Plasma treatment is highly efficient, economically viable and environmentally friendly. The main types of plasma are high-temperature plasma, with temperatures exceeding 10⁶–10⁷ K, and low-temperature plasma, with temperatures ranging from 10 to 10⁴ K [15]. Low-temperature plasma can be further divided into thermal and non-thermal (cold) plasma. High-temperature plasma, due to its powerful energy flux, can have a destructive effect on materials. In contrast, cold plasma is characterized by low ion and inert gas temperatures of 300–400 K, although the electron gas temperature can be quite high and can reach up to 10⁵ K. Cold plasma is used for targeted modification of material surface properties [16,17]. An intermediate type of plasma is low-temperature thermal quasi-equilibrium plasma, with temperatures around 10⁴ K [18,19]. This type of plasma can be used as a universal thermal carrier with the possibility to control the degree of influence on materials. In [20], the results of mathematical modelling of particle heating by plasma flux during their motion from the plasma torch nozzle section to the substrate surface are shown. The particles were heated by the combination of convective and thermal radiation heat transfer mechanisms. The calculations were carried out considering that the exposed particles were approximately spherical in shape and that the heat flux exposing the surface of the sphere was uniform. As a result, it was shown that the particles larger than 60 μm melted and reached a temperature of 2000 °C during their transit through the plasma with a temperature of 10⁴ K. According to [21], for aluminum oxide, which chemical and physical properties are similar to those of gallium oxide, the lower boundary of the plasma temperature required to melt the particles is in the range of 4000–5000 K, depending on particle size.

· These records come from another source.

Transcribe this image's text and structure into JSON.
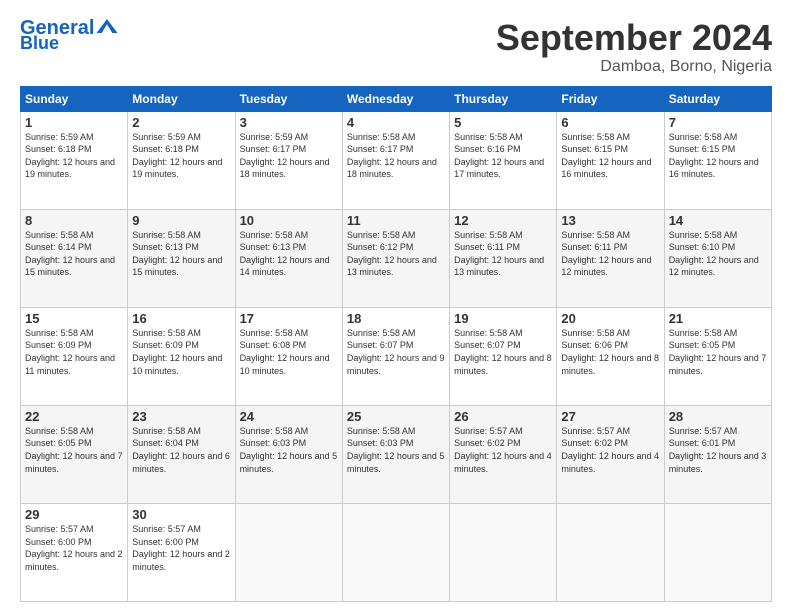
{
  "header": {
    "logo_line1": "General",
    "logo_line2": "Blue",
    "title": "September 2024",
    "subtitle": "Damboa, Borno, Nigeria"
  },
  "calendar": {
    "days_of_week": [
      "Sunday",
      "Monday",
      "Tuesday",
      "Wednesday",
      "Thursday",
      "Friday",
      "Saturday"
    ],
    "weeks": [
      [
        {
          "day": "1",
          "info": "Sunrise: 5:59 AM\nSunset: 6:18 PM\nDaylight: 12 hours and 19 minutes."
        },
        {
          "day": "2",
          "info": "Sunrise: 5:59 AM\nSunset: 6:18 PM\nDaylight: 12 hours and 19 minutes."
        },
        {
          "day": "3",
          "info": "Sunrise: 5:59 AM\nSunset: 6:17 PM\nDaylight: 12 hours and 18 minutes."
        },
        {
          "day": "4",
          "info": "Sunrise: 5:58 AM\nSunset: 6:17 PM\nDaylight: 12 hours and 18 minutes."
        },
        {
          "day": "5",
          "info": "Sunrise: 5:58 AM\nSunset: 6:16 PM\nDaylight: 12 hours and 17 minutes."
        },
        {
          "day": "6",
          "info": "Sunrise: 5:58 AM\nSunset: 6:15 PM\nDaylight: 12 hours and 16 minutes."
        },
        {
          "day": "7",
          "info": "Sunrise: 5:58 AM\nSunset: 6:15 PM\nDaylight: 12 hours and 16 minutes."
        }
      ],
      [
        {
          "day": "8",
          "info": "Sunrise: 5:58 AM\nSunset: 6:14 PM\nDaylight: 12 hours and 15 minutes."
        },
        {
          "day": "9",
          "info": "Sunrise: 5:58 AM\nSunset: 6:13 PM\nDaylight: 12 hours and 15 minutes."
        },
        {
          "day": "10",
          "info": "Sunrise: 5:58 AM\nSunset: 6:13 PM\nDaylight: 12 hours and 14 minutes."
        },
        {
          "day": "11",
          "info": "Sunrise: 5:58 AM\nSunset: 6:12 PM\nDaylight: 12 hours and 13 minutes."
        },
        {
          "day": "12",
          "info": "Sunrise: 5:58 AM\nSunset: 6:11 PM\nDaylight: 12 hours and 13 minutes."
        },
        {
          "day": "13",
          "info": "Sunrise: 5:58 AM\nSunset: 6:11 PM\nDaylight: 12 hours and 12 minutes."
        },
        {
          "day": "14",
          "info": "Sunrise: 5:58 AM\nSunset: 6:10 PM\nDaylight: 12 hours and 12 minutes."
        }
      ],
      [
        {
          "day": "15",
          "info": "Sunrise: 5:58 AM\nSunset: 6:09 PM\nDaylight: 12 hours and 11 minutes."
        },
        {
          "day": "16",
          "info": "Sunrise: 5:58 AM\nSunset: 6:09 PM\nDaylight: 12 hours and 10 minutes."
        },
        {
          "day": "17",
          "info": "Sunrise: 5:58 AM\nSunset: 6:08 PM\nDaylight: 12 hours and 10 minutes."
        },
        {
          "day": "18",
          "info": "Sunrise: 5:58 AM\nSunset: 6:07 PM\nDaylight: 12 hours and 9 minutes."
        },
        {
          "day": "19",
          "info": "Sunrise: 5:58 AM\nSunset: 6:07 PM\nDaylight: 12 hours and 8 minutes."
        },
        {
          "day": "20",
          "info": "Sunrise: 5:58 AM\nSunset: 6:06 PM\nDaylight: 12 hours and 8 minutes."
        },
        {
          "day": "21",
          "info": "Sunrise: 5:58 AM\nSunset: 6:05 PM\nDaylight: 12 hours and 7 minutes."
        }
      ],
      [
        {
          "day": "22",
          "info": "Sunrise: 5:58 AM\nSunset: 6:05 PM\nDaylight: 12 hours and 7 minutes."
        },
        {
          "day": "23",
          "info": "Sunrise: 5:58 AM\nSunset: 6:04 PM\nDaylight: 12 hours and 6 minutes."
        },
        {
          "day": "24",
          "info": "Sunrise: 5:58 AM\nSunset: 6:03 PM\nDaylight: 12 hours and 5 minutes."
        },
        {
          "day": "25",
          "info": "Sunrise: 5:58 AM\nSunset: 6:03 PM\nDaylight: 12 hours and 5 minutes."
        },
        {
          "day": "26",
          "info": "Sunrise: 5:57 AM\nSunset: 6:02 PM\nDaylight: 12 hours and 4 minutes."
        },
        {
          "day": "27",
          "info": "Sunrise: 5:57 AM\nSunset: 6:02 PM\nDaylight: 12 hours and 4 minutes."
        },
        {
          "day": "28",
          "info": "Sunrise: 5:57 AM\nSunset: 6:01 PM\nDaylight: 12 hours and 3 minutes."
        }
      ],
      [
        {
          "day": "29",
          "info": "Sunrise: 5:57 AM\nSunset: 6:00 PM\nDaylight: 12 hours and 2 minutes."
        },
        {
          "day": "30",
          "info": "Sunrise: 5:57 AM\nSunset: 6:00 PM\nDaylight: 12 hours and 2 minutes."
        },
        {
          "day": "",
          "info": ""
        },
        {
          "day": "",
          "info": ""
        },
        {
          "day": "",
          "info": ""
        },
        {
          "day": "",
          "info": ""
        },
        {
          "day": "",
          "info": ""
        }
      ]
    ]
  }
}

To increase the safety of the plasma treatment, argon or nitrogen is typically used as the plasma-forming gas. Nitrogen exhibits relatively high thermal conductivity, a high breakdown voltage, and, consequently, significant thermal efficiency across various plasma torch operating modes. Therefore, the mixture of argon and nitrogen is considered the most appropriate choice for the gas-thermal spraying synthesis of ceramics. The addition of nitrogen results in an increase in arc length, thereby facilitating interaction with the plasma zone.

The melting stage is crucial for ensuring the uniformity and reducing the porosity of ceramics. To form a continuous, layered ceramic structure, it is essential to sequentially deposit accelerated and fused particles that undergo plastic deformation upon impact with the substrate. The temperature of 2000 °C exceeds calculated temperature of 1200 °C, at which the dissociation of gallium oxide begins. However, it is important to note that during the modelling of the particle heating process in the plasma jet, key factors such as the maximum temperature, the average length of the discharge gap, and monodispersity of the particles were considered. In practice, variations in the technological parameters of the treatment process are possible.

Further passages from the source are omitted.